Deutschland, Frankfurt/Main

Frankfurt / Main - Die 13.000-Punkte-Marke scheint auch für den Dax eine zu hohe Hürde zu sein.

17.05.2018 - 10:47:25

Börse in Frankfurt - 13.000 Punkte bleiben hohe Hürde für den Dax. Gut eine Stunde nach Handelsbeginn notierte der wichtigste deutsche Aktienindex 0,02 Prozent im Plus bei 12.999,16 Punkten.

Nach einer wochenlangen Erholung müht er sich nun schon seit Tagen vergeblich, die viel beachtete Marke dauerhaft zu überwinden.

Während der schwache Euro den Dax stützt, gibt es weiterhin Gegenwind durch politische Risiken sowie die steigenden Anleiherenditen in den USA. Zudem liegen für den Dax um die 13.000 Punkte gleich mehrere technische Widerstände.

Die anderen deutschen Indizes zeigten kaum mehr Dynamik als der Dax: Der MDax der mittelgroßen Unternehmen gewann 0,27 Prozent auf 26.687,46 Punkte, während der Technologiewerte-Index TecDax um 0,05 Prozent auf 2780,52 Zähler nachgab. Für den Eurozonen-Leitindex EuroStoxx 50 ging es um 0,13 Prozent auf 3567,41 Punkte hoch.

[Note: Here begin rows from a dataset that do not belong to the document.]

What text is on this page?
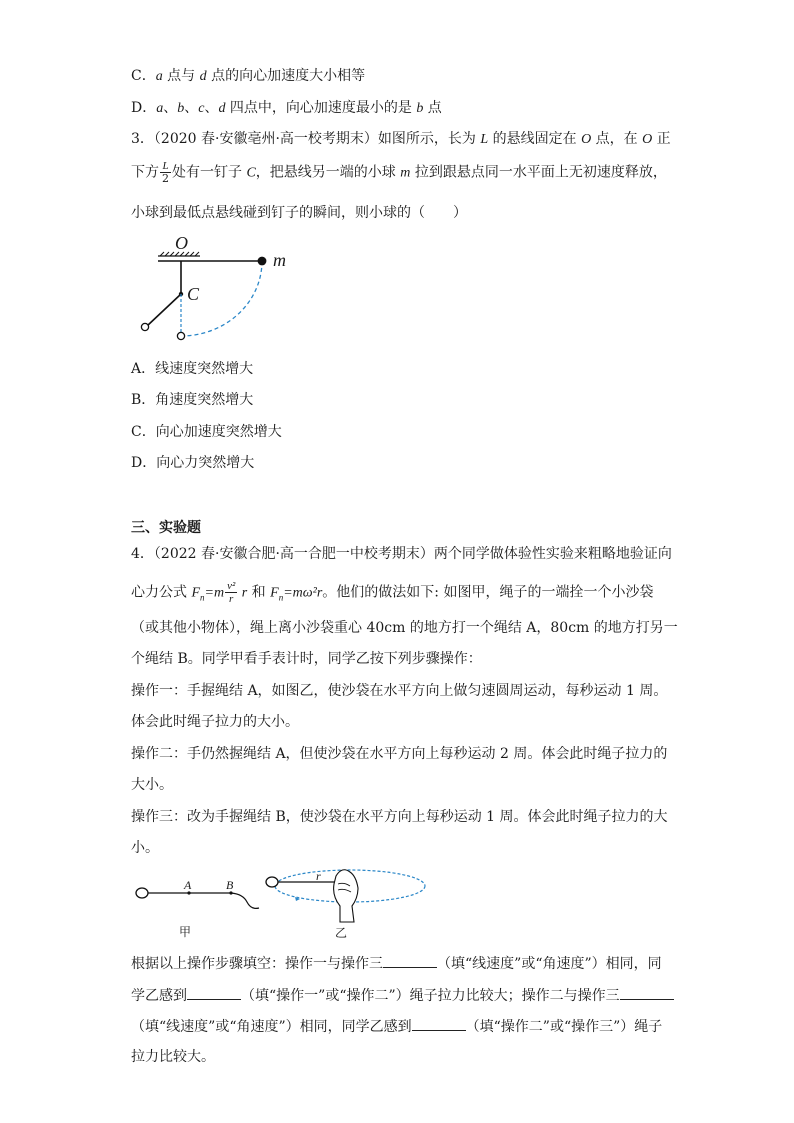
C．a 点与 d 点的向心加速度大小相等
D．a、b、c、d 四点中，向心加速度最小的是 b 点
3．（2020 春·安徽亳州·高一校考期末）如图所示，长为 L 的悬线固定在 O 点，在 O 正
下方 $\frac{L}{2}$ 处有一钉子 C，把悬线另一端的小球 m 拉到跟悬点同一水平面上无初速度释放，
小球到最低点悬线碰到钉子的瞬间，则小球的（　　）
O
C
m
A．线速度突然增大
B．角速度突然增大
C．向心加速度突然增大
D．向心力突然增大
三、实验题
4．（2022 春·安徽合肥·高一合肥一中校考期末）两个同学做体验性实验来粗略地验证向
心力公式 $F_n=m \frac{\text{v²}}{r}$ r 和 $F_n=m\omega^2r$。他们的做法如下: 如图甲，绳子的一端拴一个小沙袋
（或其他小物体），绳上离小沙袋重心 40cm 的地方打一个绳结 A，80cm 的地方打另一
个绳结 B。同学甲看手表计时，同学乙按下列步骤操作：
操作一：手握绳结 A，如图乙，使沙袋在水平方向上做匀速圆周运动，每秒运动 1 周。
体会此时绳子拉力的大小。
操作二：手仍然握绳结 A，但使沙袋在水平方向上每秒运动 2 周。体会此时绳子拉力的
大小。
操作三：改为手握绳结 B，使沙袋在水平方向上每秒运动 1 周。体会此时绳子拉力的大
小。
A	B
甲
r
乙
根据以上操作步骤填空：操作一与操作三	（填“线速度”或“角速度”）相同，同
学乙感到	（填“操作一”或“操作二”）绳子拉力比较大；操作二与操作三
（填“线速度”或“角速度”）相同，同学乙感到	（填“操作二”或“操作三”）绳子
拉力比较大。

In der hiesigen Berichtssaison zeichnet sich ein weiterer eher ruhiger Tag ab: Auf der Agenda stehen zwar einige Quartalszahlen - allerdings wie schon zur Wochenmitte nur von Unternehmen aus der zweiten und dritten Reihe.

Beim Pharma- und Spezialchemiekonzern Merck KGaA hatten die Anleger auch ohne Geschäftsresultate Grund zur Freude: Ermutigende Zwischenergebnisse aus einer Lungenkrebsstudie zum Mittel Tepotinib bescherten den Aktien einen Kurssprung von 2,82 Prozent und den Spitzenplatz im Dax.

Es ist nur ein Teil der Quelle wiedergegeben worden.